Everybody understands animal metadata, right? People understand dogs and cats. Kids understand dogs and cats. So this is a great way to introduce students to what working with data. They may not be that interested about your business API, but I can show them cats and they get in it. They like it. Cats on the internet, and you know we’re no different here in Austin, dogs are in there too. They’re just running up a little short.
So here, these are some of the the animal services datasets that are available. This is an example of Austin’s found pets map, which is built on a dataset, so it’s showing the map of some recently found pets and then it’s also showing the the data down below it.
This is another drill down a little further into the data set itself. This is Austin animal center outcomes. These are a lot more heartwarming than the intake stories, but they’ve got outcome stories, they’ve got intake stories. They really collect a lot of data. People in Austin love their pets and are worried about their dogs, and they really do a good job of kind of collecting the data. And they got bats, chickens. I mean it’s not just dogs and cats, if an animal’s down, they’re in the dataset here, in most cases I think. If they’re down in a public location, and I’ll show you something else in just a minute.
City of Austin also has a GitHub, so github.com/cityofAustin. You can scroll through there. You can see the projects that are available. You can freely contribute to these. They are very responsive, and I go in there and contribute some of them, but it’s interesting to see the projects that they’re working on.
Now, I’ll go into transportation.austintexas.io. This is a dashboard that’s built by the people in the transportation department. This is their data and technology services. Great innovative bunch of people that I really love, and I would love that their goals are—as a documentation person—the goals are to destroy all paper and spreadsheets, make IT systems talk to each other to be very open and to build the best digital services team in the city of Austin. So I really can get behind goals like that!

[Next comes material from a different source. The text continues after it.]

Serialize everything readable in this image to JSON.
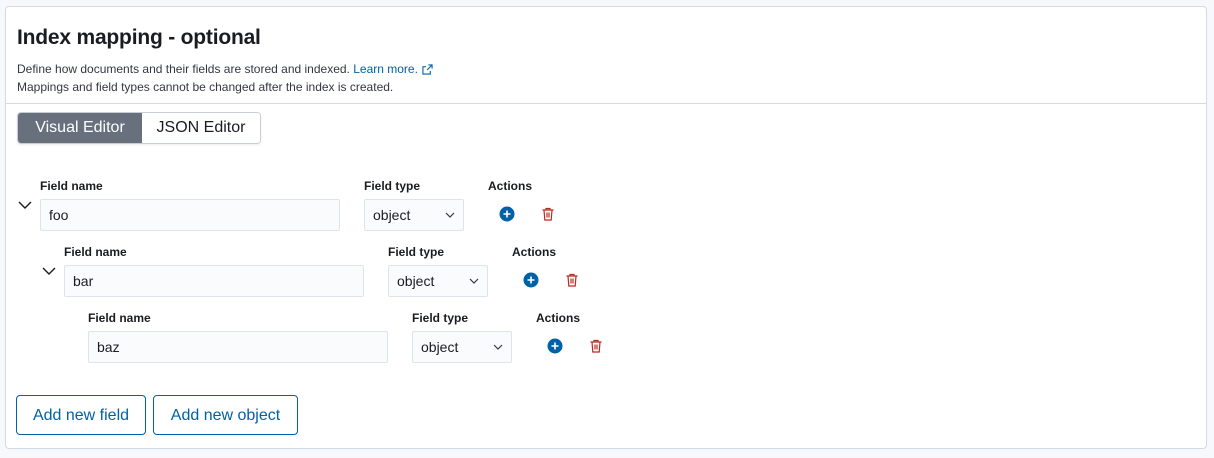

This is a dashboard that they’ve built on open data, so you can go through and if you’re into traffic signals and stuff, which I kind of am, you can go in and look at all the signals and turn them, kind of flip them on and off in the area. Not turn the signals themselves on, but you can see the of the signals.
Next, next time I’ll get that access. Here’s just an example of the device status. And this is showing closed circuit camera of 35th and Lamar, you can drill down into your neighborhood, you can see different sensors that they have and signal, if signals are out, all kinds of stuff. It’s just nerdy.
This is a dockless data visualization. So they call this micro mobility, so this is scooters. Everybody loves scooters, right? So this is showing scooter information and this is a, my friend Mateo worked really hard on this with other people in the it transportation department. And this is showing 2019 data for scooter trips and within the areas. And it’s really, it’s pretty cool to go in and turn this data on and off and look at different areas.
So my call to action is to use the city of Austin’s Open Data Portal, and tell stories about your community.
That’s a great way to tell the data story is to tell it about where we live. That’s a really great intro. Teach others about it, use our local data to teach kids, students, whatever, share your knowledge with other people.
Just really quick—I’m almost done. These are some of the institutions that have used the City of Austin’s Open Data Portal. I did a presentation for one of the commissions earlier this year and this is just a couple of sites for them. Public schools that are using the data portal, colleges and universities. There are a bunch.
So all of these shy universities have logged in like over the first, I think this was Q1 of 2019, so they’d come in and then some government had also logged into do whatever. And then I was shown an example of how you could engage kids with data. And so I built a name, I used the names of the cats in the animal center, like by most popular.
So Lucy is the most popular name for cats in the animal center. And then I made it in the shape of a cat… and it’s probably the greatest thing I’ve ever done, and that’s it.